О блокаде и поездках по миру на паровозах и тепловозах, рабочих лошадках серии «Щ» и локомотивах. О стаде лошадей, в которое он влетел на войне, когда ночью перегонял состав, и о том, как коняги, побитые поездом, мучительно умирали. О своем единственном выжившем после "раскулачивания" брате: полярнике, алкоголике, бездарно профукавшем все, что было. Я знаю все это с детства, я знаю Пашеньку - она мне как родная. Я знаю деда моего деда, советавшего ловить воробьев и мазать "хозяйство" воробьиным жиром, чтоб росло лучше. Я на вскидку различаю паровозы по количеству колес. Я знаю все сорта крепленого и белой, знаю, что "Беломор" должен быть только фабрики "Урицкого". Я разбираюсь в грибах и в том, как их собирать.
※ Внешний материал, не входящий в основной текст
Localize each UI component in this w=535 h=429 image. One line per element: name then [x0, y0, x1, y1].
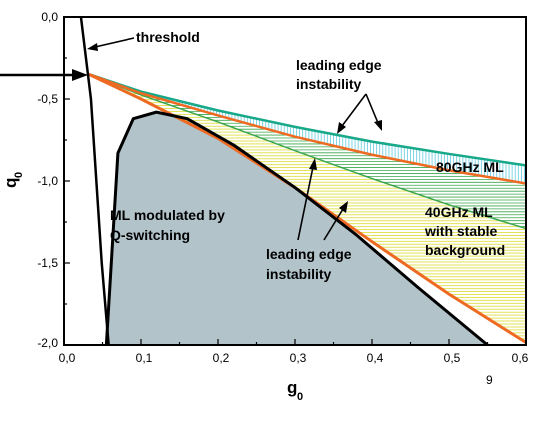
q-switching-label-line1: ML modulated by — [110, 207, 225, 223]
page-number: 9 — [486, 373, 493, 387]
x-tick-label: 0,4 — [367, 351, 384, 365]
leading-edge-top-label-line1: leading edge — [296, 57, 382, 73]
leading-edge-bottom-label-line1: leading edge — [266, 246, 352, 262]
x-tick-label: 0,2 — [213, 351, 230, 365]
ml-40ghz-label-line1: 40GHz ML — [425, 204, 493, 220]
x-axis-label: g — [287, 378, 297, 397]
y-tick-label: -1,0 — [37, 174, 58, 188]
ml-40ghz-label-line3: background — [425, 242, 505, 258]
leading-edge-bottom-pointer-right — [323, 208, 344, 241]
leading-edge-top-pointer-right — [365, 93, 379, 124]
q-switching-boundary-curve — [104, 110, 489, 345]
operating-point-arrowhead — [72, 69, 88, 81]
x-tick-label: 0,5 — [444, 351, 461, 365]
x-tick-label: 0,1 — [136, 351, 153, 365]
leading-edge-top-label-line2: instability — [296, 76, 362, 92]
threshold-curve — [79, 17, 110, 345]
ml-40ghz-label-line2: with stable — [424, 223, 498, 239]
ml-80ghz-label: 80GHz ML — [436, 159, 504, 175]
leading-edge-top-pointer-left-head — [337, 122, 346, 134]
leading-edge-bottom-pointer-left-head — [309, 158, 317, 170]
q-switching-region — [106, 112, 488, 345]
y-axis-label: q — [1, 178, 20, 188]
threshold-label: threshold — [136, 29, 200, 45]
y-tick-label: -2,0 — [37, 336, 58, 350]
leading-edge-bottom-pointer-right-head — [339, 201, 348, 213]
y-axis-label-subscript: 0 — [13, 172, 25, 178]
green-boundary-curve — [86, 72, 526, 230]
y-tick-label: -0,5 — [37, 92, 58, 106]
upper-boundary-curve — [86, 72, 526, 167]
leading-edge-top-pointer-right-head — [374, 120, 382, 131]
x-tick-label: 0,6 — [512, 351, 529, 365]
x-tick-label: 0,3 — [290, 351, 307, 365]
y-tick-label: 0,0 — [41, 10, 58, 24]
threshold-pointer-head — [87, 43, 98, 51]
leading-edge-bottom-pointer-left — [297, 166, 314, 241]
leading-edge-bottom-label-line2: instability — [266, 266, 332, 282]
q-switching-label-line2: Q-switching — [110, 227, 190, 243]
leading-edge-top-pointer-left — [341, 93, 367, 127]
threshold-pointer — [94, 37, 135, 48]
y-tick-label: -1,5 — [37, 256, 58, 270]
x-tick-label: 0,0 — [59, 351, 76, 365]
orange-top-curve — [86, 72, 526, 185]
x-axis-label-subscript: 0 — [297, 391, 303, 403]
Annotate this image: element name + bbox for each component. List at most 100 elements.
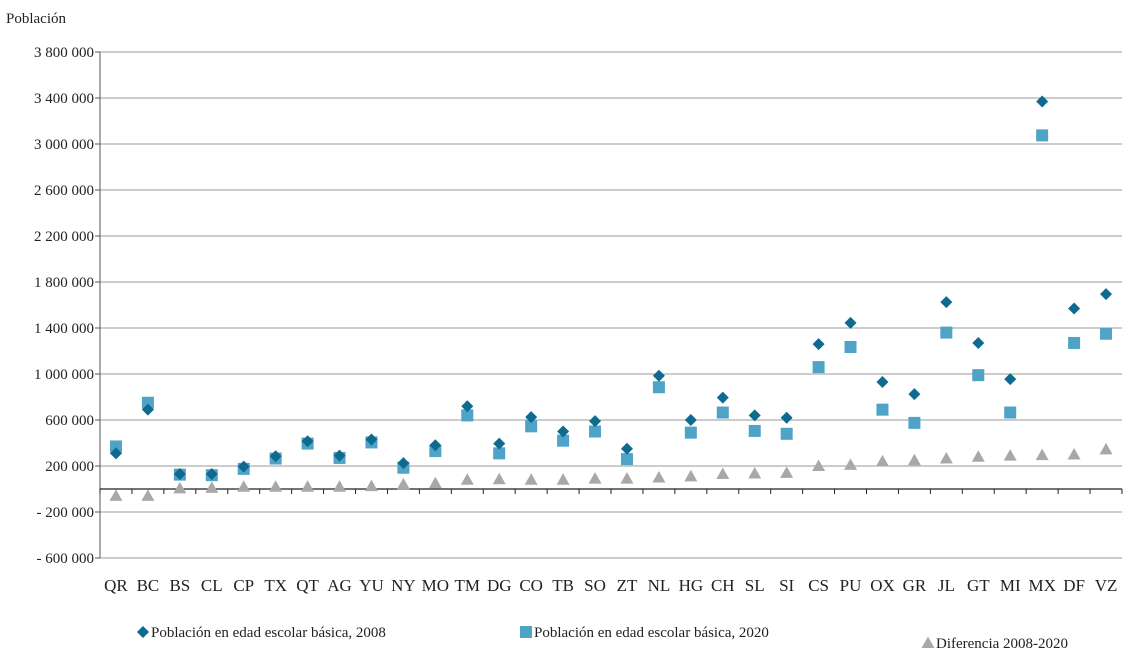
triangle-point: [684, 469, 698, 482]
x-tick-label: CP: [233, 576, 254, 595]
diamond-point: [333, 449, 346, 462]
x-tick-label: DG: [487, 576, 512, 595]
x-tick-label: DF: [1063, 576, 1085, 595]
diamond-point: [461, 400, 474, 413]
diamond-point: [940, 296, 953, 309]
legend-item: Población en edad escolar básica, 2008: [137, 625, 386, 641]
x-tick-label: QT: [296, 576, 319, 595]
triangle-point: [875, 454, 889, 467]
square-point: [780, 427, 793, 440]
triangle-point: [1003, 449, 1017, 461]
y-tick-label: 3 800 000: [34, 45, 94, 61]
x-tick-label: NY: [391, 576, 416, 595]
square-point: [1036, 129, 1049, 142]
square-point: [748, 424, 761, 437]
legend: Población en edad escolar básica, 2008 Po…: [137, 625, 1068, 652]
diamond-point: [589, 415, 602, 428]
triangle-point: [748, 466, 762, 479]
y-axis-label: Población: [6, 11, 66, 27]
diamond-point: [684, 414, 697, 426]
x-tick-label: BC: [137, 576, 160, 595]
square-point: [525, 420, 538, 433]
y-tick-label: 1 800 000: [34, 275, 94, 291]
triangle-point: [556, 473, 570, 485]
triangle-point: [844, 458, 858, 470]
triangle-point: [971, 450, 985, 462]
diamond-point: [429, 439, 442, 452]
diamond-point: [493, 437, 506, 450]
square-point: [876, 403, 889, 416]
diamond-point: [812, 338, 825, 351]
x-tick-label: GR: [903, 576, 927, 595]
triangle-point: [173, 481, 187, 494]
square-point: [109, 440, 122, 453]
series-diamond: [109, 95, 1113, 481]
diamond-point: [525, 411, 538, 424]
diamond-point: [397, 457, 410, 470]
x-tick-label: SO: [584, 576, 606, 595]
diamond-point: [972, 336, 985, 349]
series-square: [109, 129, 1113, 482]
diamond-point: [652, 369, 665, 382]
legend-item: Diferencia 2008-2020: [921, 636, 1068, 652]
triangle-point: [333, 480, 347, 492]
x-tick-label: TX: [264, 576, 287, 595]
diamond-point: [109, 447, 122, 460]
legend-label: Diferencia 2008-2020: [936, 636, 1068, 652]
y-tick-label: 1 400 000: [34, 321, 94, 337]
y-tick-label: 600 000: [45, 413, 94, 429]
square-point: [461, 409, 474, 422]
x-tick-label: MI: [1000, 576, 1021, 595]
data-marks: [109, 95, 1113, 501]
diamond-point: [365, 433, 378, 446]
diamond-point: [844, 316, 857, 329]
x-tick-label: CO: [519, 576, 543, 595]
diamond-point: [205, 468, 218, 481]
x-tick-label: HG: [679, 576, 704, 595]
triangle-point: [588, 472, 602, 484]
x-tick-label: TB: [552, 576, 574, 595]
triangle-point: [364, 479, 378, 492]
triangle-point: [939, 452, 953, 464]
x-tick-label: GT: [967, 576, 990, 595]
diamond-point: [1036, 95, 1049, 108]
diamond-point: [780, 411, 793, 424]
legend-item: Población en edad escolar básica, 2020: [520, 625, 769, 641]
square-point: [716, 406, 729, 419]
x-tick-label: SL: [745, 576, 765, 595]
x-tick-label: MO: [422, 576, 449, 595]
diamond-point: [1068, 302, 1081, 315]
x-tick-label: ZT: [617, 576, 638, 595]
y-tick-label: 3 400 000: [34, 91, 94, 107]
x-tick-label: CH: [711, 576, 735, 595]
x-tick-label: AG: [327, 576, 352, 595]
square-point: [141, 396, 154, 409]
triangle-point: [1099, 442, 1113, 455]
square-point: [1004, 406, 1017, 419]
legend-diamond-icon: [137, 626, 149, 638]
square-point: [972, 369, 985, 382]
triangle-point: [269, 480, 283, 492]
diamond-point: [716, 391, 729, 404]
square-point: [908, 416, 921, 429]
x-tick-label: BS: [169, 576, 190, 595]
triangle-point: [652, 471, 666, 483]
triangle-point: [396, 477, 410, 490]
series-triangle: [109, 442, 1113, 501]
triangle-point: [428, 476, 442, 489]
triangle-point: [1067, 448, 1081, 460]
y-tick-labels: 3 800 000 3 400 000 3 000 000 2 600 000 2 20…: [34, 45, 94, 567]
triangle-point: [492, 472, 506, 485]
legend-label: Población en edad escolar básica, 2008: [151, 625, 386, 641]
triangle-point: [109, 489, 123, 501]
triangle-point: [812, 459, 826, 471]
square-point: [940, 326, 953, 339]
square-point: [1068, 336, 1081, 349]
x-tick-label: QR: [104, 576, 128, 595]
square-point: [652, 381, 665, 394]
x-tick-label: OX: [870, 576, 895, 595]
square-point: [557, 434, 570, 447]
diamond-point: [269, 450, 282, 463]
triangle-point: [205, 481, 219, 493]
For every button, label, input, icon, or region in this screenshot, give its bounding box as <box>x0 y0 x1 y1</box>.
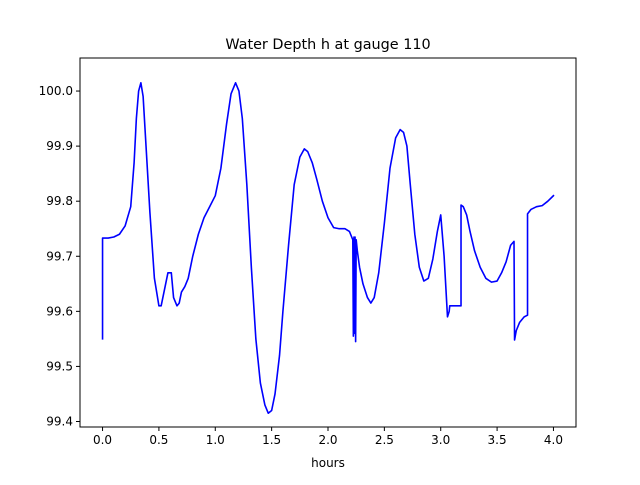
x-axis: 0.0 0.5 1.0 1.5 2.0 2.5 3.0 3.5 4.0 <box>93 427 563 447</box>
chart-title: Water Depth h at gauge 110 <box>225 37 430 53</box>
x-tick-label: 3.5 <box>488 433 507 447</box>
x-axis-label: hours <box>311 456 345 470</box>
y-tick-label: 99.9 <box>46 139 73 153</box>
x-tick-label: 2.0 <box>318 433 337 447</box>
y-tick-label: 99.7 <box>46 249 73 263</box>
y-tick-label: 99.4 <box>46 414 73 428</box>
x-tick-label: 2.5 <box>375 433 394 447</box>
y-tick-label: 99.5 <box>46 359 73 373</box>
x-tick-label: 0.5 <box>149 433 168 447</box>
x-tick-label: 1.5 <box>262 433 281 447</box>
y-tick-label: 99.8 <box>46 194 73 208</box>
y-axis: 99.4 99.5 99.6 99.7 99.8 99.9 100.0 <box>39 84 80 428</box>
y-tick-label: 99.6 <box>46 304 73 318</box>
x-tick-label: 3.0 <box>431 433 450 447</box>
x-tick-label: 4.0 <box>544 433 563 447</box>
x-tick-label: 0.0 <box>93 433 112 447</box>
x-tick-label: 1.0 <box>206 433 225 447</box>
series-line-0 <box>101 81 555 415</box>
y-tick-label: 100.0 <box>39 84 73 98</box>
series-layer <box>101 81 555 415</box>
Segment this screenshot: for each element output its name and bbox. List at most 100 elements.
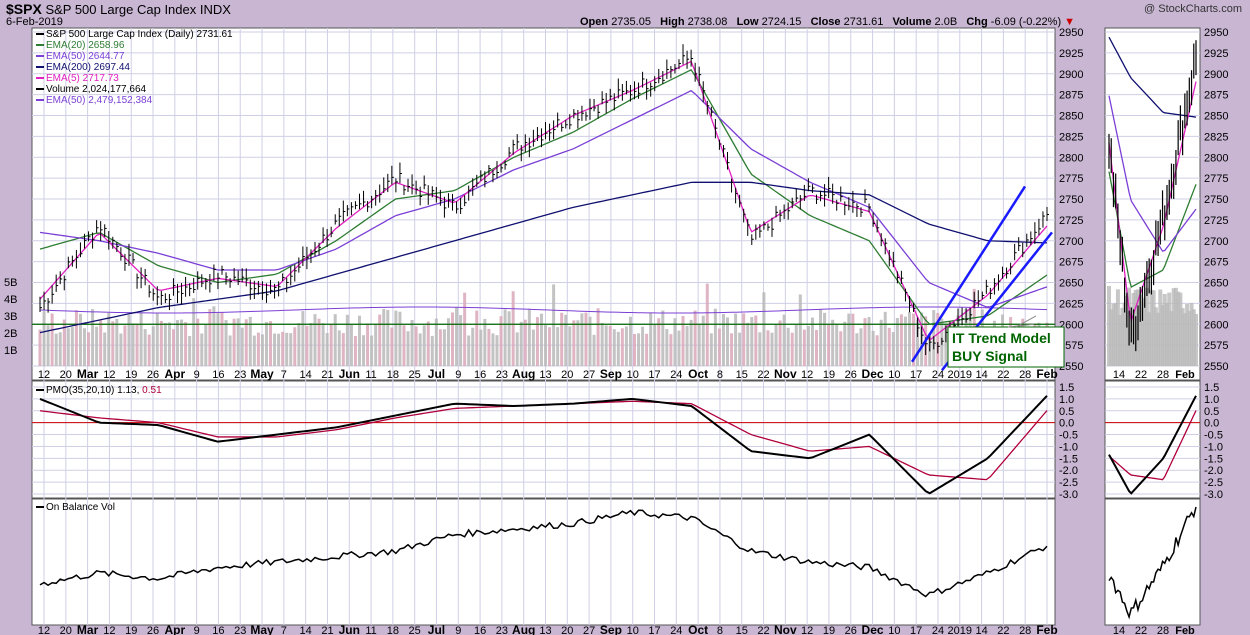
volume-bar [531,329,535,366]
volume-bar [620,328,624,366]
date-tick-label-bottom: Oct [688,623,708,635]
volume-bar [786,327,790,366]
volume-bar [204,323,208,366]
zoom-pmo-tick-label: -1.0 [1204,441,1223,453]
volume-bar [548,327,552,366]
volume-bar [135,323,139,366]
annotation-pointer-2 [1015,315,1037,328]
volume-bar [604,325,608,366]
zoom-price-tick-label: 2700 [1204,236,1228,248]
zoom-obv-panel [1104,498,1201,626]
zoom-ema20-line [1108,171,1197,288]
price-tick-label: 2650 [1059,278,1083,290]
volume-bar [471,327,475,366]
volume-bar [410,319,414,366]
date-tick-label-bottom: Aug [512,623,535,635]
volume-bar [689,319,693,366]
volume-bar [390,327,394,366]
date-tick-label-bottom: 17 [910,625,922,635]
volume-bar [337,330,341,366]
zoom-price-tick-label: 2725 [1204,215,1228,227]
price-tick-label: 2675 [1059,257,1083,269]
date-tick-label-bottom: 10 [888,625,900,635]
volume-bar [653,324,657,366]
volume-bar [131,323,135,366]
date-tick-label: 19 [125,369,137,381]
date-tick-label: 25 [409,369,421,381]
volume-bar [414,326,418,366]
ema20-line [39,68,1048,325]
volume-bar [46,325,50,366]
pmo-line [39,395,1048,495]
zoom-pmo-tick-label: 0.0 [1204,418,1219,430]
zoom-volume-bar [1144,287,1149,366]
volume-bar [673,318,677,366]
zoom-volume-bar [1115,289,1120,366]
volume-bar [208,309,212,366]
price-tick-label: 2550 [1059,361,1083,373]
volume-bar [467,335,471,366]
date-tick-label: 12 [103,369,115,381]
date-tick-label: 16 [474,369,486,381]
date-tick-label: 20 [60,369,72,381]
date-tick-label: Aug [512,367,535,381]
volume-bar [313,314,317,366]
volume-bar [374,323,378,366]
volume-bar [475,310,479,366]
date-tick-label-bottom: 20 [561,625,573,635]
chg-label: Chg [966,16,988,28]
zoom-volume-bar [1118,315,1123,366]
volume-bar [883,311,887,366]
volume-bar [82,328,86,366]
volume-bar [325,333,329,366]
symbol-title: $SPX S&P 500 Large Cap Index INDX [6,1,231,17]
volume-bar [560,312,564,366]
zoom-volume-bar [1149,289,1154,366]
exchange: INDX [199,2,231,17]
zoom-volume-bar [1189,302,1194,366]
zoom-date-tick-label: 22 [1135,369,1147,381]
volume-bar [762,292,766,366]
obv-legend: On Balance Vol [46,502,115,513]
volume-bar [459,315,463,366]
zoom-ema50-line [1108,95,1197,252]
pmo-legend: PMO(35,20,10) 1.13, 0.51 [46,385,162,396]
volume-bar [669,334,673,366]
volume-bar [827,324,831,366]
volume-bar [147,334,151,366]
volume-bar [240,327,244,366]
volume-bar [572,320,576,366]
volume-bar [487,328,491,366]
zoom-price-tick-label: 2750 [1204,194,1228,206]
zoom-volume-bar [1187,311,1192,366]
volume-bar [74,310,78,366]
price-tick-label: 2625 [1059,298,1083,310]
volume-bar [196,318,200,366]
legend-entry: EMA(50) 2,479,152,384 [46,95,153,106]
volume-bar [552,284,556,366]
volume-bar [758,332,762,366]
date-tick-label-bottom: 19 [823,625,835,635]
zoom-date-tick-label-bottom: Feb [1175,625,1195,635]
date-tick-label: Oct [688,367,708,381]
chart-date: 6-Feb-2019 [6,16,63,28]
volume-bar [806,326,810,366]
volume-bar [709,333,713,366]
date-tick-label-bottom: 14 [975,625,987,635]
volume-value: 2.0B [934,16,958,28]
volume-bar [616,331,620,366]
date-tick-label: 18 [387,369,399,381]
date-tick-label-bottom: 2019 [948,625,972,635]
volume-bar [823,312,827,366]
volume-bar [600,322,604,366]
volume-bar [612,329,616,366]
zoom-ema5-line [1108,81,1197,323]
date-tick-label: 27 [583,369,595,381]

Я без проблем гребу на лодке и соберу удочку из подручных средств.
Мне тринадцать лет, в четырнадцать я уйду из дома в первый раз. Я знаю с некоторых пор, что я - жидовское племя. С тех пор, как вырос, и перестал быть легко управляем просто словом "сделай", "сиди", "слушай". Я позволяю себе собственное мнение и могу надерзить. Я уже не его внук, чужой… Это – последнее лето нашей постановки, и режиссер недоволен игрой статистов. Это то самое лето последней рыбалки…
После рыбалки мы, нагруженные веслами, снастью, рыбой идем от стоянки лодки домой. Пушок, старый черный кот, как и всегда, чувствует наше возвращение и выходит встретить. Кстати, тоже в последний раз: это было и его последнее лето. Сегодня он наестся до отвала, рыбные внутренности останутся лежать в миске у сруба бани и ночью их растащат пришлые коты. Я буду до ночи сидеть на скамейке и лениво отгонять комаров. Это последнее лето моего детства.
Дед научил меня любить, ненавидеть, делится, забирать. Как ни банально это звучит - но было именно так.
Еще через восемь лет смутно слышный из-за плохой связи голос скажет мне, что мой учитель умер. Я даже не приеду на его похороны – не смогу.
Прости…

______________________________
* Банка – сиденье на лодке, скамейка.
* Комбикорм – питательная смесь для кормления коров
* Шумовка – металлическая ложка с дырками. Использовалась для раскалывания нарастающего льда в лунке
* «на маневровом» - маневровый локомотив, подающий вагоны под загрузку.